Few would disagree that there’s far greater demand for best cybersecurity professionals than there are qualified people to fill those places. But a new study published today suggests the true cybersecurity workforce challenge is Hiring the best Hacker and keeping the top 1 percent of their pool — the”best of the best” hackers out there.
According to the study,”H4cker5 Wanted: An Evaluation of the Cybersecurity Labor Market,” made by the Rand Corp., the lack of cybersecurity professionals is an important threat to national security, but it is predominantly an issue at the maximum capability levels.
“These are the people capable of detecting the existence of complex technology persistent risks, or, conversely, discovering the hidden vulnerabilities in systems and software which allow complex persistent threats to take hold of systems that are targeted,” the report claims.
Researchers in Rand interviewed experts from five federal agencies, five educational institutions, two significant security firms, 1 defense contractor and one individual expert.
Upper-tier cybersecurity professionals — people that are qualified to perform forensics, write code or conduct red-teaming — are the hardest to engage in the modern labour market, according to the research. But government agencies face additional challenges”over and beyond those faced by private-sector companies” when it comes to hiring cybersecurity professionals.
Hiring the best Hacker
It notes that the top 1-5 percentage of hackers can often command salaries of around $300,000 annually and are often more seasoned business professionals. The average salary for a government cybersecurity specialist is $80,000 each year.
“Thus, government employers may find it difficult to Hire a Hacker enough upper-tier professionals, even if the private sector doesn’t,” the report says.
Members of the top 1 percent of hackers are usually in their 30s (not 20s or younger, as conventional wisdom would suggest) and bring to the table”the ability to handle groups of heterogeneous people, market the value of safety to other people, and/or meld safety considerations into the complicated and multifaceted world of government decisionmaking.”

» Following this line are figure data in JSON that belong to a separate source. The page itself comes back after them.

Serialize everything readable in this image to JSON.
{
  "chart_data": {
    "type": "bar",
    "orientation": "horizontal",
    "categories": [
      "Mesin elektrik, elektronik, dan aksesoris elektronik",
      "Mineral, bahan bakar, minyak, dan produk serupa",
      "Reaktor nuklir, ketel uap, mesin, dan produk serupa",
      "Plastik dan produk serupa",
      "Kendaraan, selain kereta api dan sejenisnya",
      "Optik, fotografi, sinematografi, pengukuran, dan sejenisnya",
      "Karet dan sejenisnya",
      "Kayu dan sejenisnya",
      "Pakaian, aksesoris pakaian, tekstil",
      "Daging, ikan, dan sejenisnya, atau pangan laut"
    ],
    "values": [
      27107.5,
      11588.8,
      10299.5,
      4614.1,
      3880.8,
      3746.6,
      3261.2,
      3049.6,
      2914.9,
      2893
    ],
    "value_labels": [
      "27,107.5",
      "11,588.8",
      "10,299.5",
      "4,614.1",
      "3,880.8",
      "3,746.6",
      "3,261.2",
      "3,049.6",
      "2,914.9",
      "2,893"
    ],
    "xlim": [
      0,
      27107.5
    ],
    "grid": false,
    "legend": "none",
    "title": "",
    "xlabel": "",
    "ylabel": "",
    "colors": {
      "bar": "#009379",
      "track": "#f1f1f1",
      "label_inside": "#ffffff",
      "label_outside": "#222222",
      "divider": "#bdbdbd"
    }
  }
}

Although it’s practically impossible for the federal government to compete with the private sector once a top-tier cybersecurity professional reaches the maximum salary range, 1 agency which does a surprisingly good job in attracting and retaining some of the world’s top hacker talent is the National Security Agency.
And hardly any cybersecurity professionals quit their jobs in NSA. According to the Rand researchers, NSA’s success is partially the effect of the amount of effort it puts into employee development and training.
“Our interview implies that the NSA makes instead of purchases cybersecurity professionals,” the report says. And while 80 percent of NSA’s new hires are entry-level workers with bachelor’s degrees, the bureau has one of the most intensive training programs in the world.
“Only one organization may be the most prestigious place to work, and for this line of work…NSA is difficult to beat,” the report says. The agency, according to the Rand study, always absorbs one-third of all Scholarship for Service Graduates due to its reputation for hiring the best hackers.
NSA also has 80 individuals devoted to recruitment, with the other 300 who have recruiting as a secondary responsibility.
“All told, that’s a whole lot of effort–indicating, from our standpoint, the difficulties of finding sufficient cybersecurity professionals can be mainly met if enough energy is committed to the job,” the report says.